Pritchard-McLean has appeared on Have I Got News for You, Russell Howard's Stand Up Central on Comedy Central and ITV's Elevenish, Hypothetical, and Channel 4's 8 Out of 10 Cats Does Countdown as well as multiple appearances on the BBC Radio 4 shows The Now Show, The News Quiz and Elis James' State of the Nation. She is also co-host of the podcast All Killa No Filla along with fellow comedian Rachel Fairburn. In 2019 Pritchard-McLean became the host of the BBC Radio 4 Extra satirical sketch show Newsjack. In September 2019, she presented an edition of The News Quiz. In January 2020, she appeared as a panellist on Would I Lie to You? alongside David Mitchell and Jo Brand.

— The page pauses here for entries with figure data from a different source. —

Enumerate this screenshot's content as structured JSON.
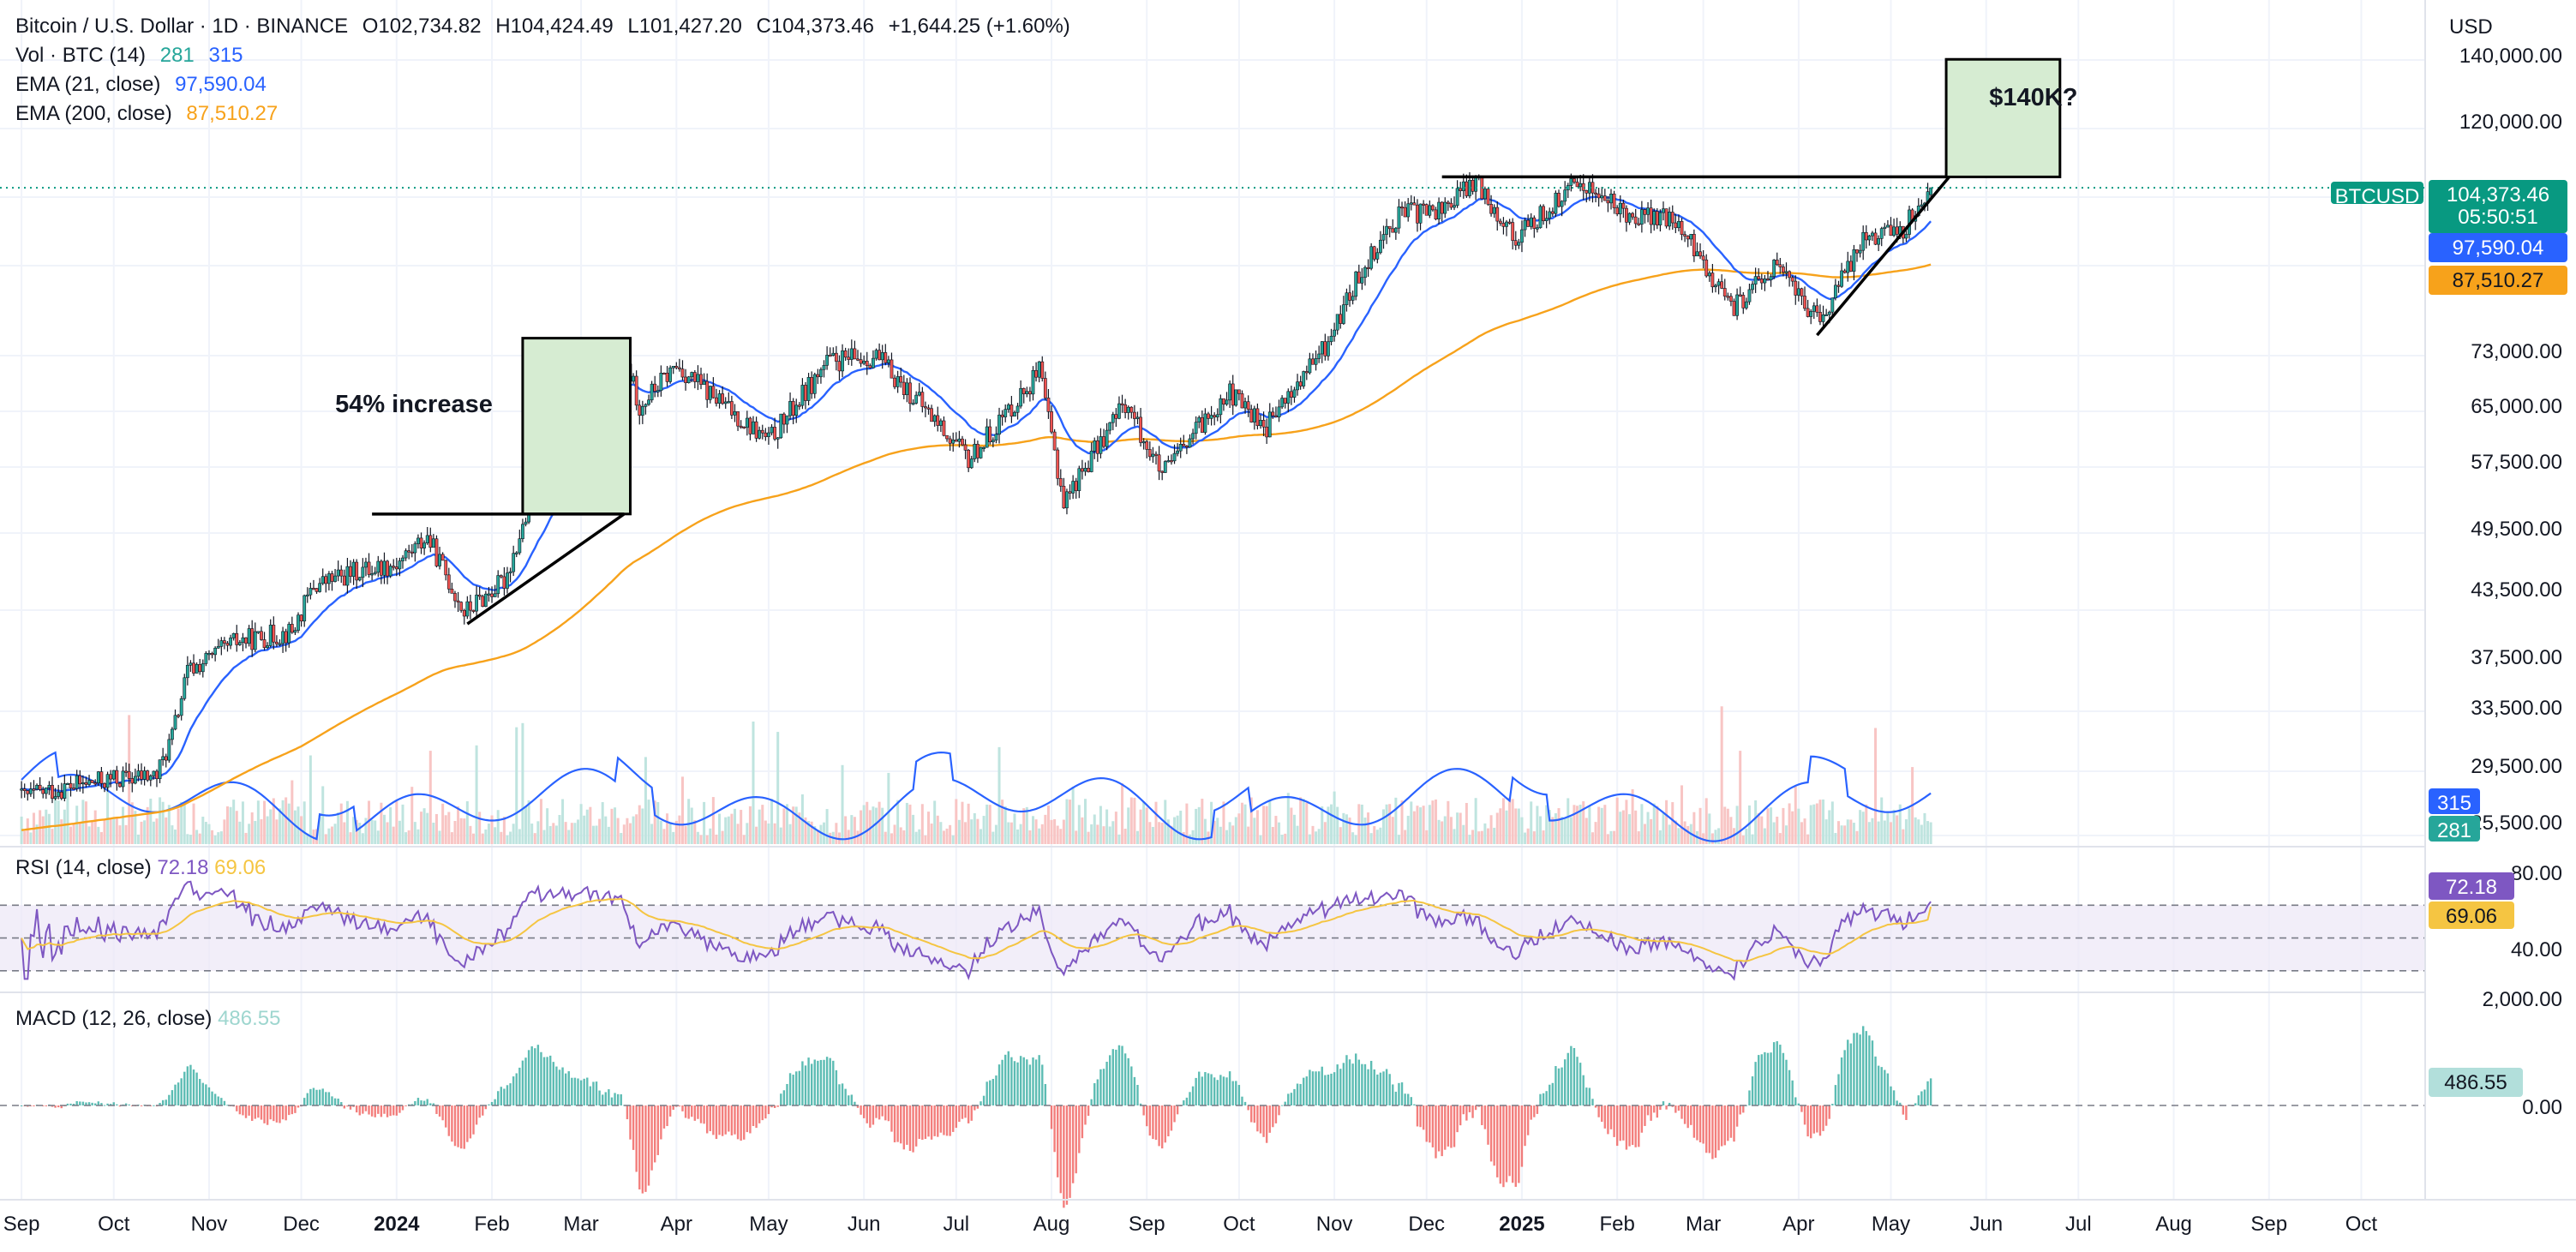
{
  "header": {
    "title": "Bitcoin / U.S. Dollar · 1D · BINANCE",
    "open": "O102,734.82",
    "high": "H104,424.49",
    "low": "L101,427.20",
    "close": "C104,373.46",
    "change": "+1,644.25 (+1.60%)"
  },
  "indicators": {
    "vol_label": "Vol · BTC (14)",
    "vol_value1": "281",
    "vol_value2": "315",
    "ema21_label": "EMA (21, close)",
    "ema21_value": "97,590.04",
    "ema200_label": "EMA (200, close)",
    "ema200_value": "87,510.27",
    "rsi_label": "RSI (14, close)",
    "rsi_value": "72.18",
    "rsi_ma_value": "69.06",
    "macd_label": "MACD (12, 26, close)",
    "macd_value": "486.55"
  },
  "price_scale": {
    "currency": "USD",
    "ticks": [
      "140,000.00",
      "120,000.00",
      "73,000.00",
      "65,000.00",
      "57,500.00",
      "49,500.00",
      "43,500.00",
      "37,500.00",
      "33,500.00",
      "29,500.00",
      "25,500.00"
    ]
  },
  "badges": {
    "symbol": "BTCUSD",
    "last_price": "104,373.46",
    "countdown": "05:50:51",
    "ema21": "97,590.04",
    "ema200": "87,510.27",
    "vol_ma": "315",
    "vol": "281",
    "rsi": "72.18",
    "rsi_ma": "69.06",
    "macd": "486.55"
  },
  "rsi_scale": {
    "ticks": [
      "80.00",
      "40.00"
    ]
  },
  "macd_scale": {
    "ticks": [
      "2,000.00",
      "0.00"
    ]
  },
  "time_axis": [
    "Sep",
    "Oct",
    "Nov",
    "Dec",
    "2024",
    "Feb",
    "Mar",
    "Apr",
    "May",
    "Jun",
    "Jul",
    "Aug",
    "Sep",
    "Oct",
    "Nov",
    "Dec",
    "2025",
    "Feb",
    "Mar",
    "Apr",
    "May",
    "Jun",
    "Jul",
    "Aug",
    "Sep",
    "Oct"
  ],
  "annotations": {
    "increase_label": "54% increase",
    "target_label": "$140K?"
  },
  "colors": {
    "up": "#26a69a",
    "down": "#ef5350",
    "ema21": "#2962ff",
    "ema200": "#f7a21b",
    "rsi": "#7e57c2",
    "rsi_ma": "#f5c542",
    "macd_badge": "#b2dfdb",
    "box_fill": "#d6ecd2",
    "last_price": "#089981"
  },
  "chart_data": {
    "type": "candlestick",
    "title": "Bitcoin / U.S. Dollar · 1D · BINANCE",
    "ylabel": "USD",
    "scale": "log",
    "ylim": [
      25500,
      142000
    ],
    "x_range": [
      "2023-09-01",
      "2025-10-15"
    ],
    "last": {
      "open": 102734.82,
      "high": 104424.49,
      "low": 101427.2,
      "close": 104373.46
    },
    "price_path": [
      [
        "2023-09-01",
        25900
      ],
      [
        "2023-09-15",
        26500
      ],
      [
        "2023-10-01",
        27000
      ],
      [
        "2023-10-15",
        27200
      ],
      [
        "2023-10-20",
        29800
      ],
      [
        "2023-10-25",
        34500
      ],
      [
        "2023-11-10",
        37000
      ],
      [
        "2023-11-28",
        37800
      ],
      [
        "2023-12-05",
        42000
      ],
      [
        "2023-12-20",
        43500
      ],
      [
        "2024-01-01",
        44200
      ],
      [
        "2024-01-11",
        47000
      ],
      [
        "2024-01-23",
        39500
      ],
      [
        "2024-02-05",
        42500
      ],
      [
        "2024-02-15",
        52000
      ],
      [
        "2024-02-28",
        61000
      ],
      [
        "2024-03-05",
        66000
      ],
      [
        "2024-03-14",
        72500
      ],
      [
        "2024-03-20",
        63500
      ],
      [
        "2024-04-01",
        69500
      ],
      [
        "2024-04-15",
        64000
      ],
      [
        "2024-05-01",
        58500
      ],
      [
        "2024-05-20",
        70000
      ],
      [
        "2024-06-05",
        71000
      ],
      [
        "2024-06-25",
        61000
      ],
      [
        "2024-07-05",
        56000
      ],
      [
        "2024-07-28",
        68500
      ],
      [
        "2024-08-05",
        51000
      ],
      [
        "2024-08-25",
        64000
      ],
      [
        "2024-09-06",
        54000
      ],
      [
        "2024-09-27",
        65500
      ],
      [
        "2024-10-10",
        60500
      ],
      [
        "2024-10-29",
        72500
      ],
      [
        "2024-11-11",
        88000
      ],
      [
        "2024-11-22",
        98500
      ],
      [
        "2024-12-05",
        99000
      ],
      [
        "2024-12-17",
        106000
      ],
      [
        "2024-12-30",
        93000
      ],
      [
        "2025-01-20",
        106000
      ],
      [
        "2025-02-02",
        99000
      ],
      [
        "2025-02-20",
        96500
      ],
      [
        "2025-03-03",
        86000
      ],
      [
        "2025-03-10",
        79000
      ],
      [
        "2025-03-25",
        87500
      ],
      [
        "2025-04-08",
        76500
      ],
      [
        "2025-04-22",
        93500
      ],
      [
        "2025-05-05",
        95000
      ],
      [
        "2025-05-14",
        104373.46
      ]
    ],
    "ema21": {
      "last": 97590.04
    },
    "ema200": {
      "last": 87510.27
    },
    "volume": {
      "last": 281,
      "ma14": 315
    },
    "rsi": {
      "last": 72.18,
      "ma": 69.06,
      "ylim": [
        20,
        90
      ],
      "bands": [
        70,
        50,
        30
      ]
    },
    "macd": {
      "last": 486.55,
      "ylim": [
        -2000,
        2000
      ]
    },
    "annotations": [
      {
        "text": "54% increase",
        "type": "box",
        "x": [
          "2024-02-11",
          "2024-03-17"
        ],
        "y": [
          49500,
          74000
        ]
      },
      {
        "text": "$140K?",
        "type": "box",
        "x": [
          "2025-05-19",
          "2025-06-25"
        ],
        "y": [
          107000,
          140000
        ]
      },
      {
        "type": "hline",
        "y": 49500,
        "x": [
          "2023-12-24",
          "2024-03-15"
        ]
      },
      {
        "type": "hline",
        "y": 107000,
        "x": [
          "2024-12-06",
          "2025-05-19"
        ]
      },
      {
        "type": "trendline",
        "points": [
          [
            "2024-01-24",
            38500
          ],
          [
            "2024-03-15",
            49500
          ]
        ]
      },
      {
        "type": "trendline",
        "points": [
          [
            "2025-04-07",
            74500
          ],
          [
            "2025-05-20",
            107000
          ]
        ]
      }
    ]
  }
}
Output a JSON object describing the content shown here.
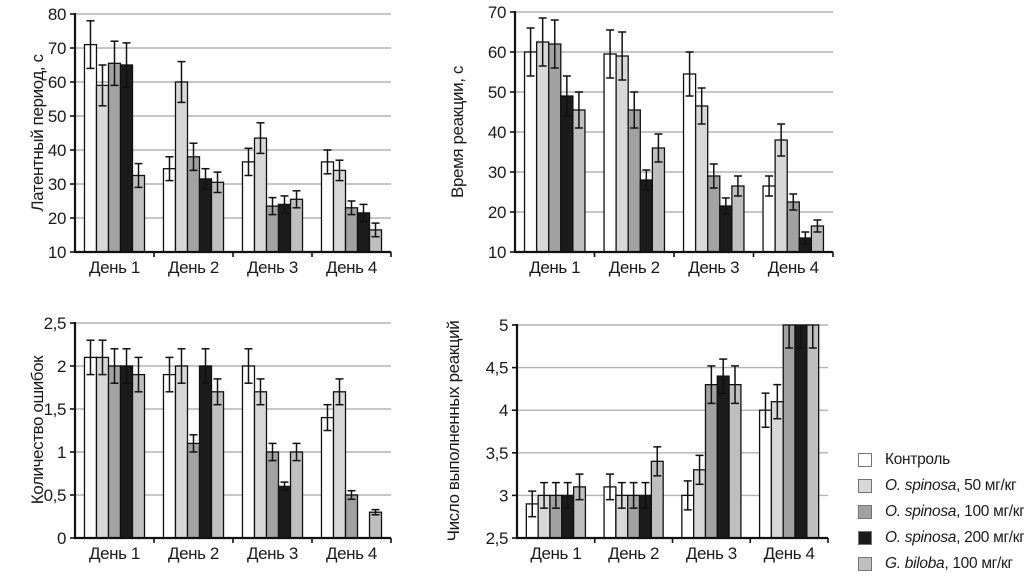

Her radio comedy pilot The Learners, a sitcom set in a Welsh-for-beginners class, premiered on 4 January 2021 on BBC Radio Wales. Written by Pritchard-McLean, it stars Tudur Owen, Janice Connolly, Mick Ferry, Kath Hughes, Oliver Pearce, Lisa Zahraand and Les Dennis. Her half-hour radio stand-up show Kiri Pritchard-McLean: Egg-sistential Crisis was released on BBC Radio 4 on 10 January 2020.

From June to August 2020, Pritchard-McLean presented a two-hour radio show on Saturday afternoons on BBC Radio Wales. She returned to the station in January 2021 to host a weekly Sunday afternoon show which she hosted until March 2024.

==Comedy awards==
Pritchard-McLean won Best Compere and Best Club Comedian at the Chortle Awards in 2018,
Best Compere and Breakthrough Act at the Chortle Awards in 2019,
and Best Compere at the Chortle Awards in 2020.
She was awarded the Caroline Aherne Bursary in 2020. The bursary, which was launched in memory of comedy star Caroline Aherne, is aimed at new writer/performers from the North of England and awards £5,000 to the successful applicant to enable them to receive support from the BBC. Pritchard-McLean will also receive mentorship from a BBC Comedy Commissioning Editor to develop a comedy script.

== Personal life ==
Born in Gloucester, Pritchard-McLean was the first daughter and last child of three. She was raised on a farm in Llanbedrgoch on the island of Anglesey, Wales.

Pritchard-McLean was previously in a relationship with comedian James Meehan from sketch group Gein's Family Gift Shop. Their relationship ended in 2017 with both using their experience of the break-up to create Edinburgh Fringe shows in 2018. Pritchard-McLean's show partly concerned the accusation that Meehan gaslit her during the relationship.

Pritchard-McLean and her partner are respite foster parents in Anglesey; her "Peacock" tour in 2024 was based on this.